CCI works with the Cardiac Alliance, a US-based group that sends surgical teams that specialize in treating CHD in children to countries all over the world. Without CCI or Cardiac Alliance, Rostislav's surgery would not have been possible.

Vasilii is 15 years old and was born with severe disabilities that have caused him to be the size of a small child.

Three-month-old Ruslan suffers from CHD. He has already had open heart surgery to correct his birth defects.

Two-year-old Nadya has been diagnosed with hydrocephaly, a disorder characterised by a buildup of cerebrospinal fluid (which, in healthy people, typically surrounds the brain and spinal cord) in the brain, which creates potentially harmful pressure on brain tissues and can lead to problems with walking, impaired bladder control, progressive mental impairment, and dementia.

Microcephaly, a birth defect where a baby's head is smaller than expected when compared to babies of the same sex and age, is also more common in children around the region than in children from other areas.

Antonina is almost 17 years old and was diagnosed with epilepsy and microcephaly when she was born. The two conditions can be linked.

Sergei and Ina Chalyadinsky have three children, one of which has a severe disability. Liza, age 6, was born with a tumour on her head, severe brain damage, cerebral palsy, a very weak immune system, and near blindness.

Karina is five years old and was diagnosed with Dandy-Walker syndrome -- a congenital birth malformation of the brain -- which causes an enlarged skull, deformed limbs, and dysfunctional cognitive and motor skills.

Maria, age nine, was born with microcephaly and has dysfunctional motor skills. She uses a wheelchair and has limited movement.
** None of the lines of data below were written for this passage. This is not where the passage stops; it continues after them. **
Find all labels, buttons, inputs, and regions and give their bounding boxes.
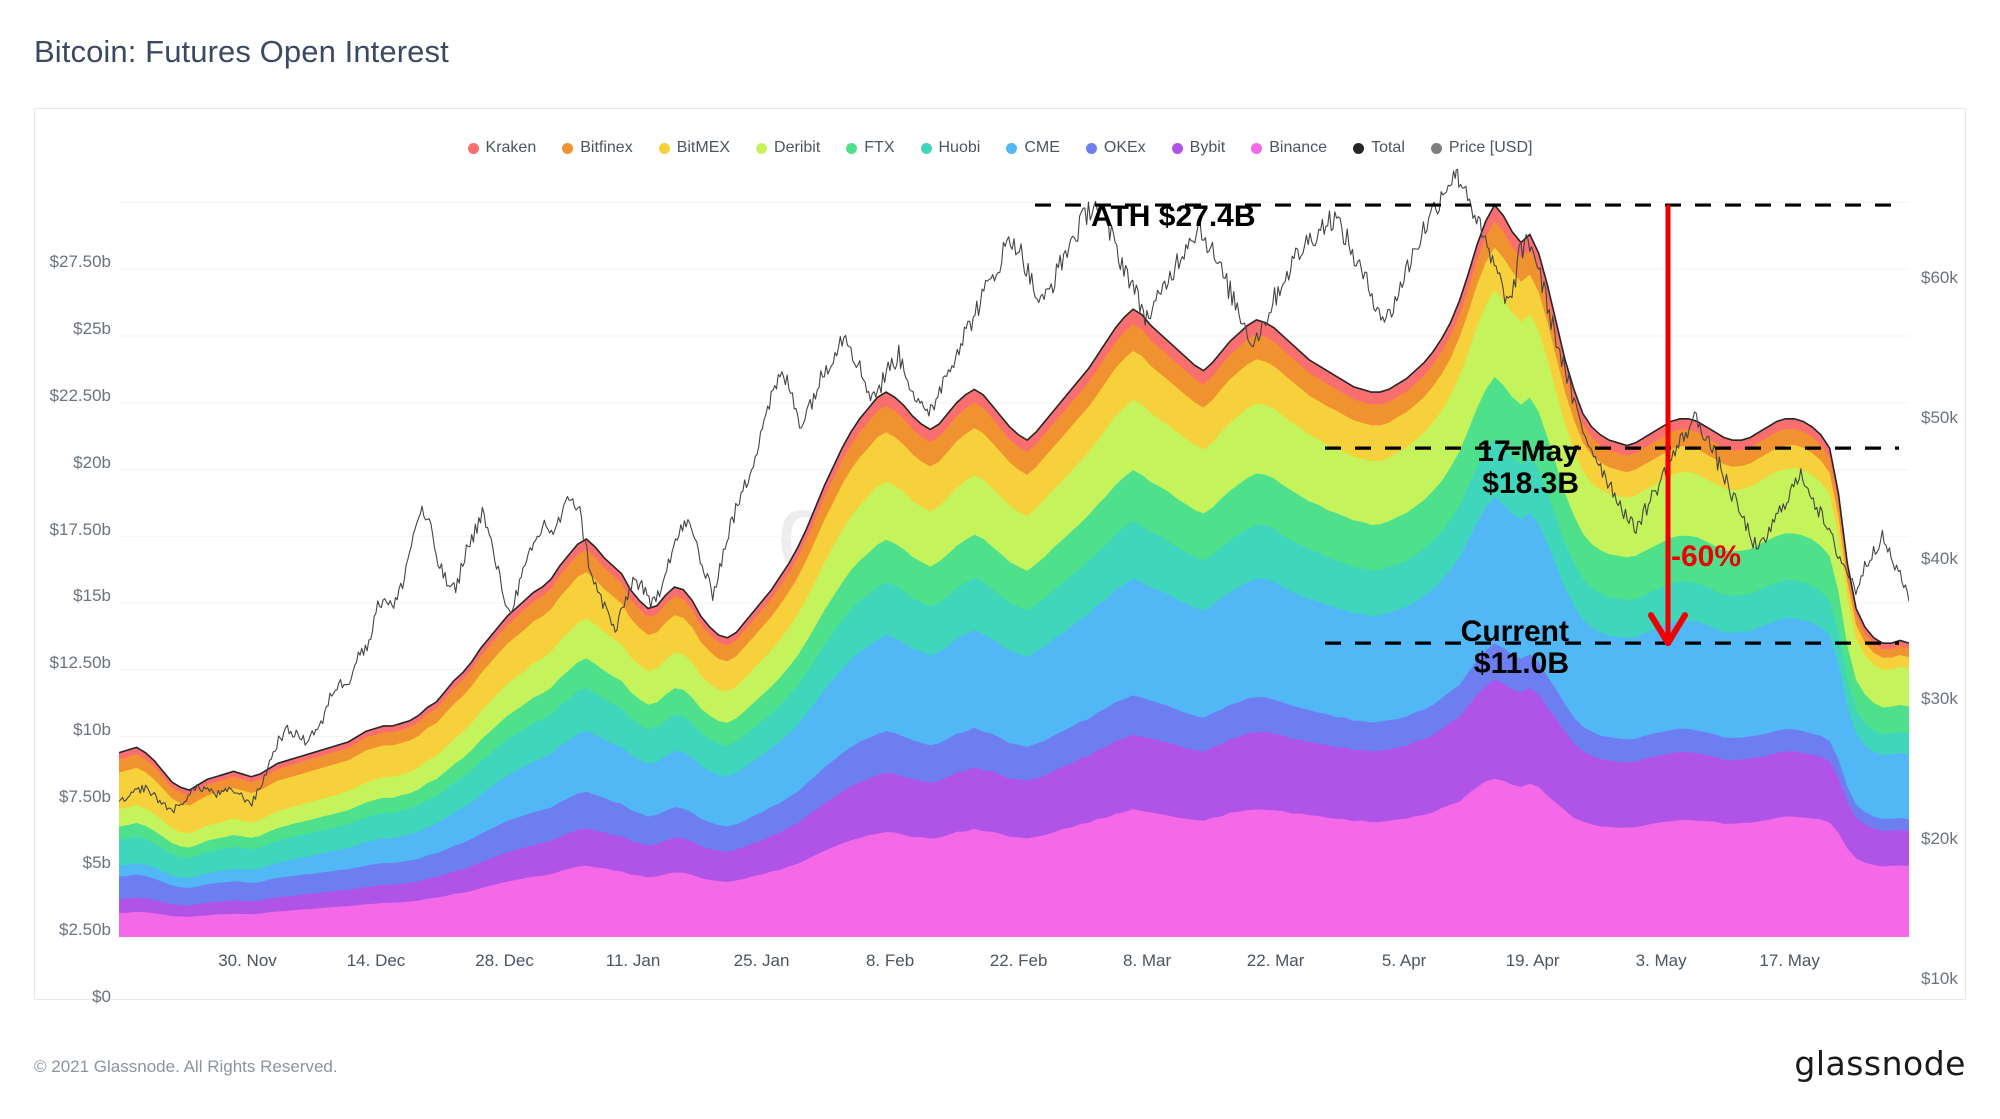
y-axis-left-tick: $25b: [73, 319, 111, 339]
chart-legend: Kraken Bitfinex BitMEX Deribit FTX Huobi CME OK…: [35, 139, 1965, 157]
legend-label: FTX: [864, 139, 895, 156]
drawdown-annotation: -60%: [1671, 541, 1741, 573]
may17-annotation-line2: $18.3B: [1482, 466, 1579, 500]
copyright-text: © 2021 Glassnode. All Rights Reserved.: [34, 1057, 338, 1076]
legend-label: OKEx: [1103, 139, 1146, 156]
legend-dot-icon: [1353, 142, 1365, 154]
plot-area: glassnode $0$2.50b$5b$7.50b$10b$12.50b$1…: [50, 169, 1958, 1006]
legend-dot-icon: [1006, 142, 1018, 154]
legend-item-bitmex[interactable]: BitMEX: [658, 139, 731, 157]
y-axis-left-tick: $5b: [82, 853, 111, 873]
legend-dot-icon: [562, 142, 574, 154]
y-axis-left-tick: $2.50b: [59, 920, 111, 940]
legend-item-ftx[interactable]: FTX: [846, 139, 895, 157]
legend-dot-icon: [846, 142, 858, 154]
y-axis-left-tick: $10b: [73, 719, 111, 739]
legend-item-deribit[interactable]: Deribit: [756, 139, 820, 157]
y-axis-left-tick: $20b: [73, 452, 111, 472]
y-axis-left-tick: $22.50b: [49, 385, 111, 405]
glassnode-logo: glassnode: [1794, 1044, 1966, 1083]
legend-label: Price [USD]: [1448, 139, 1533, 156]
legend-label: Bitfinex: [580, 139, 633, 156]
legend-label: BitMEX: [676, 139, 731, 156]
x-axis-tick: 3. May: [1635, 951, 1687, 970]
chart-page: Bitcoin: Futures Open Interest Kraken Bit…: [0, 0, 2000, 1119]
x-axis-tick: 22. Mar: [1246, 951, 1305, 970]
y-axis-right-tick: $20k: [1921, 829, 1958, 849]
x-axis-tick: 25. Jan: [733, 951, 790, 970]
y-axis-left-tick: $15b: [73, 586, 111, 606]
chart-card: Kraken Bitfinex BitMEX Deribit FTX Huobi CME OK…: [34, 108, 1966, 1006]
legend-label: Deribit: [774, 139, 821, 156]
x-axis-tick: 14. Dec: [346, 951, 406, 970]
x-axis-tick: 5. Apr: [1381, 951, 1427, 970]
y-axis-right-tick: $10k: [1921, 969, 1958, 989]
x-axis-tick: 28. Dec: [475, 951, 534, 970]
legend-dot-icon: [756, 142, 768, 154]
y-axis-right-tick: $60k: [1921, 268, 1958, 288]
legend-item-kraken[interactable]: Kraken: [467, 139, 537, 157]
legend-dot-icon: [1171, 142, 1183, 154]
legend-label: Binance: [1269, 139, 1328, 156]
x-axis-tick: 11. Jan: [605, 951, 661, 970]
x-axis-tick: 19. Apr: [1505, 951, 1560, 970]
y-axis-left-tick: $17.50b: [49, 519, 111, 539]
legend-item-cme[interactable]: CME: [1006, 139, 1060, 157]
legend-item-bitfinex[interactable]: Bitfinex: [562, 139, 633, 157]
y-axis-left-tick: $7.50b: [59, 786, 111, 806]
y-axis-left-tick: $12.50b: [49, 653, 111, 673]
legend-label: Huobi: [938, 139, 981, 156]
legend-item-price-usd[interactable]: Price [USD]: [1430, 139, 1533, 157]
legend-item-huobi[interactable]: Huobi: [920, 139, 981, 157]
legend-dot-icon: [1430, 142, 1442, 154]
current-annotation: Current $11.0B: [1461, 616, 1569, 680]
current-annotation-line1: Current: [1460, 615, 1569, 648]
stacked-areas: [119, 205, 1909, 937]
legend-label: CME: [1024, 139, 1060, 156]
legend-label: Kraken: [485, 139, 537, 156]
legend-label: Bybit: [1189, 139, 1226, 156]
legend-item-okex[interactable]: OKEx: [1085, 139, 1146, 157]
y-axis-right-tick: $30k: [1921, 688, 1958, 708]
y-axis-left-tick: $27.50b: [49, 252, 111, 272]
legend-dot-icon: [1251, 142, 1263, 154]
x-axis-tick: 8. Mar: [1123, 951, 1172, 970]
legend-dot-icon: [658, 142, 670, 154]
may17-annotation: 17-May $18.3B: [1477, 436, 1579, 500]
y-axis-right-tick: $50k: [1921, 408, 1958, 428]
x-axis-tick: 22. Feb: [989, 951, 1048, 970]
may17-annotation-line1: 17-May: [1477, 435, 1579, 468]
legend-item-total[interactable]: Total: [1353, 139, 1405, 157]
legend-dot-icon: [1085, 142, 1097, 154]
y-axis-right-tick: $40k: [1921, 548, 1958, 568]
chart-svg: [119, 169, 1909, 937]
current-annotation-line2: $11.0B: [1473, 646, 1569, 680]
ath-annotation: ATH $27.4B: [1091, 201, 1256, 233]
legend-item-binance[interactable]: Binance: [1251, 139, 1327, 157]
legend-label: Total: [1371, 139, 1405, 156]
drawdown-annotation-line1: -60%: [1671, 540, 1742, 573]
x-axis-tick: 17. May: [1759, 951, 1820, 970]
ath-annotation-line1: ATH $27.4B: [1091, 200, 1256, 233]
x-axis-tick: 30. Nov: [218, 951, 277, 970]
legend-dot-icon: [920, 142, 932, 154]
x-axis-tick: 8. Feb: [865, 951, 915, 970]
y-axis-left-tick: $0: [92, 987, 111, 1006]
legend-item-bybit[interactable]: Bybit: [1171, 139, 1226, 157]
legend-dot-icon: [467, 142, 479, 154]
page-title: Bitcoin: Futures Open Interest: [34, 34, 449, 69]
One-year-old Viktoriya was born with microcephaly as well. She also requires an artificial lung ventilation machine to breathe.

Katya is five years old and is the size of an infant. She was born with microcephaly and convulsive syndrome, a condition where her body shakes uncontrollably, much like a seizure. These two conditions may be linked.

Roman is 17 years old and was born with multiple birth defects that have caused him to have dysfunctional motor skills.